By now Willie has entered the room and is lying on the bed. But the Foo Fighters' drummer isn't sleeping. Intently, and with just the occasional rasping cough, he listens to his pal.
  "I remember when we went in to mix the 'Unplugged' sessions, that was extremely difficult. That's the album that it's most difficult for me to listen to. Just because it's so eerie and stark. It's hard for me to listen to 'Unplugged'. It's just so bare-boned. A lot of people say that they can't bring themselves to listen to the records, and I really think that's a shame. You have to deal with it eventually. And playing in this band has helped me deal with things immensely. It's really made me feel like the ball didn't come to a dead stop, it actually continued rolling, so now I have something to look forward to every day. Like interviews. Ha! No, but it's true! Pat once said to me 'God, I love this being in a band thing! I don't care if it's lifting cabinets out of the van, or what'. And it's true. Even the most ridiculous little chores are a pleasure. It's nice to feel like. you can start anew. I think that everyone just wanted to have fun so badly it was sort of inevitable."

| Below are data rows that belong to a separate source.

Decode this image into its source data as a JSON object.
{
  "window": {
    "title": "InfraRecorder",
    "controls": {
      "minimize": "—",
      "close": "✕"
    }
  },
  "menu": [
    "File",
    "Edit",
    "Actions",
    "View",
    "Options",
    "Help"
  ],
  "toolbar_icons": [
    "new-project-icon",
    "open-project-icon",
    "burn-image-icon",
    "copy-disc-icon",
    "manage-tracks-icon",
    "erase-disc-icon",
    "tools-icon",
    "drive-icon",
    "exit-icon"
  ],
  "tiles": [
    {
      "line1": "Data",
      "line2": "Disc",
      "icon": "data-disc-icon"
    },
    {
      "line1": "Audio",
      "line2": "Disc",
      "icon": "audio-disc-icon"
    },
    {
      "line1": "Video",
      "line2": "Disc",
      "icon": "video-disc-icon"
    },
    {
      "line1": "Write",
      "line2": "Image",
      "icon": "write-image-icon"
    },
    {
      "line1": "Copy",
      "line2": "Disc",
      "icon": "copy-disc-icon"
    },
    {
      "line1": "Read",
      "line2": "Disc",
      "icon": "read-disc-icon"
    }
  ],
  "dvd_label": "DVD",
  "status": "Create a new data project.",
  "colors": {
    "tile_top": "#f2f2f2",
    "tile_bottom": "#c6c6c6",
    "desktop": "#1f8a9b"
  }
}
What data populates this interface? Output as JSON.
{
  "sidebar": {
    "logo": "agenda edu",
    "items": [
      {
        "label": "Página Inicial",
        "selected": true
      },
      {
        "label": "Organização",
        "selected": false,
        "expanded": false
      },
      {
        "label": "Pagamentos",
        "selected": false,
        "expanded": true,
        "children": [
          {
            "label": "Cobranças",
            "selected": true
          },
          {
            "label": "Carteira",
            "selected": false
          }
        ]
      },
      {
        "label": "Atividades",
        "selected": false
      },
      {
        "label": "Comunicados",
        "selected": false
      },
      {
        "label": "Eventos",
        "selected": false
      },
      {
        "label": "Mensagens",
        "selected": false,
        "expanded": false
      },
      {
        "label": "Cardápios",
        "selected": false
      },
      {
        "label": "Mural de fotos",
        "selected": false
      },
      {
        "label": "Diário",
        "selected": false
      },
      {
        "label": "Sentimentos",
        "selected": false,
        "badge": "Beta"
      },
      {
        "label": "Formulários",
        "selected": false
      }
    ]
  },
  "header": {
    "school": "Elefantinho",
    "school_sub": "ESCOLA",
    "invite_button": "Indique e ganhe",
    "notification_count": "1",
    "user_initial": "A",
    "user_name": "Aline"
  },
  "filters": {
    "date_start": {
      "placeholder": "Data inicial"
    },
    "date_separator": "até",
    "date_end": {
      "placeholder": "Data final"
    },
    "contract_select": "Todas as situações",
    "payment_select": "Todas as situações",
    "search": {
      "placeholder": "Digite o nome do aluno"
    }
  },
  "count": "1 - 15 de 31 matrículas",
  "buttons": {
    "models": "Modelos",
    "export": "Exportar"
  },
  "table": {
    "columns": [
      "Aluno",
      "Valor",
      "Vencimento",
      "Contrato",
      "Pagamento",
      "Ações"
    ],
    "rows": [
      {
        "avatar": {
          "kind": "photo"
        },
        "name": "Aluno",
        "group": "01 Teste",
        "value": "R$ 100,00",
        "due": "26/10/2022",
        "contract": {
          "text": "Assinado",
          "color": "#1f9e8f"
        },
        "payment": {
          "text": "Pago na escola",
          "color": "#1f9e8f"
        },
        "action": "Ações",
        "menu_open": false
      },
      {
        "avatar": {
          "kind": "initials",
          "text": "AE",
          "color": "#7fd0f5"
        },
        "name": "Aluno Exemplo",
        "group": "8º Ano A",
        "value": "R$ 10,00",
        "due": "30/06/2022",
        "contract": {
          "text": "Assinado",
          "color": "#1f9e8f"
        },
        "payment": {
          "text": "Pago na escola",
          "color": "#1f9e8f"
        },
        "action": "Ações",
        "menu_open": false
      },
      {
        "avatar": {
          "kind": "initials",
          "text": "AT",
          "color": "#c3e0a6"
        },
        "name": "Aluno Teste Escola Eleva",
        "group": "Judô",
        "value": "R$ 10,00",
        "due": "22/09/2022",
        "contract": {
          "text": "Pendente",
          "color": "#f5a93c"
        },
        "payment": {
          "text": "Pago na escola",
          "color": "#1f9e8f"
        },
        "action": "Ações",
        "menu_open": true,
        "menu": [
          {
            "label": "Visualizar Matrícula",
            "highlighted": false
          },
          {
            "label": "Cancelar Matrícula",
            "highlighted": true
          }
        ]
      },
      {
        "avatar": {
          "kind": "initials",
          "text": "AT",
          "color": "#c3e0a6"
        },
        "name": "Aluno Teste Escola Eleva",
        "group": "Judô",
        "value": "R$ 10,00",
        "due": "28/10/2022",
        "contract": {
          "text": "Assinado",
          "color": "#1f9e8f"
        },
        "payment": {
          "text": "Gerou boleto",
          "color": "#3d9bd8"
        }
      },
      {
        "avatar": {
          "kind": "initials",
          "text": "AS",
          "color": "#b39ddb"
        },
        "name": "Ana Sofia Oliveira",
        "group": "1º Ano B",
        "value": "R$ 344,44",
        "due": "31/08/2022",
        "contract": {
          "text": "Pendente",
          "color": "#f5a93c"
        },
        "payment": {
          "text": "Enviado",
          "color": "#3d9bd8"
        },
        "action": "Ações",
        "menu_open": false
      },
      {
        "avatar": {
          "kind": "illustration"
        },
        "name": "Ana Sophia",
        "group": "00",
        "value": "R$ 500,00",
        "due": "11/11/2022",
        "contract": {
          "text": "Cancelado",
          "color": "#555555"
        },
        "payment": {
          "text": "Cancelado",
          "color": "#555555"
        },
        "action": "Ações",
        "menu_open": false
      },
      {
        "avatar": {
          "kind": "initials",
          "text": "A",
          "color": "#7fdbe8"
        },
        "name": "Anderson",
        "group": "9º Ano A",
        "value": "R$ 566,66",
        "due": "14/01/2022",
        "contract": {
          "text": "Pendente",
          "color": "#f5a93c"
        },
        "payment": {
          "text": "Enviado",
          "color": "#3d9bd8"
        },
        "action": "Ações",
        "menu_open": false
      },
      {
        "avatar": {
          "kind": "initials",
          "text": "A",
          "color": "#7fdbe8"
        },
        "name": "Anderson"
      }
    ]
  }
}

  Was there ever serious consideration that you might work with Krist again?
  "Well, Krist called up one day and said, 'Man, have you heard this new John Paul Jones and Diamanda Galas record?' and I said 'No', so he played it to me down the phone. And wow, it sounded great, wailing witch vocals over this really serious bass and drums. And he was like, 'Man, d'you wanna jam?' And it seemed to really spark something in me. So we got together in Barrett's studio and wrote maybe three, four of five of these jams, no vocals, just bass and drums. It was really cool and so we wanted to get in the van and go on tour, doing this bass and drums thing. But Krist was really busy with things like the Bosnian Relief Organisation and he has a farm now, out in the middle of nowhere in Washington. So he's actually really busy, and before I knew it I'd recorded this and met that fucking piece of shit over there."
  He means Willie.
"Oh, I know who he means!" wails the boy Goldsmith.
  "So yeah," laughs Dave, "this all happened. Krist and I didn't sit down to dinner and say 'Are we going to work with each other?' There was a point, I think it was when we were trying to mix 'Unplugged' stuff and it was an extremely emotional few weeks, and Krist and I iust started freaking out and we pledged that, we would stay together, whether musically or as pals, forever. And I'm sure we will and I'm sure Krist and I will jam again, whether it's in a band or a basement. It's like getting back together with an old lover, you know exactly what to."
  There's a second or so's pause as Dave reflects on his last sentence and Willie's eyebrows shoot skywards. "WOAH!" screams Dave, doubtless anticipating fielding polite enquiries from both wife and best buddy. " MY ANALOGIES ARE REALLY NOT GOOD TONIGHT! No, Krist is a fucking great guy, he's one of a kind. To the day I die I will love that big guy. We're both still pretty young. We all are. I'm 26, Willie's 23, Nate 26. Pat, erm, 27... Ha! There's so much more to do."

Specifically in this instance, to jump in the van, head to SFX and mangle the innards of 2000 Irish boys and girls for a second night. Many are clad in Nirvana shirts; mostly too young to have seen that band, they patently regard this as the next best thing.
And who's to deny them that?
Mind you, Nirvana never encored with five renditions of an Angry Samoans song, with guest backing vocals on the last two supplied by a group of girls wearing little more than their underwear. Yes, the newly formed Fluffy Fighters bring the watery roof down even harder than the night before. You can't help but feel a certain absent friend would have approved.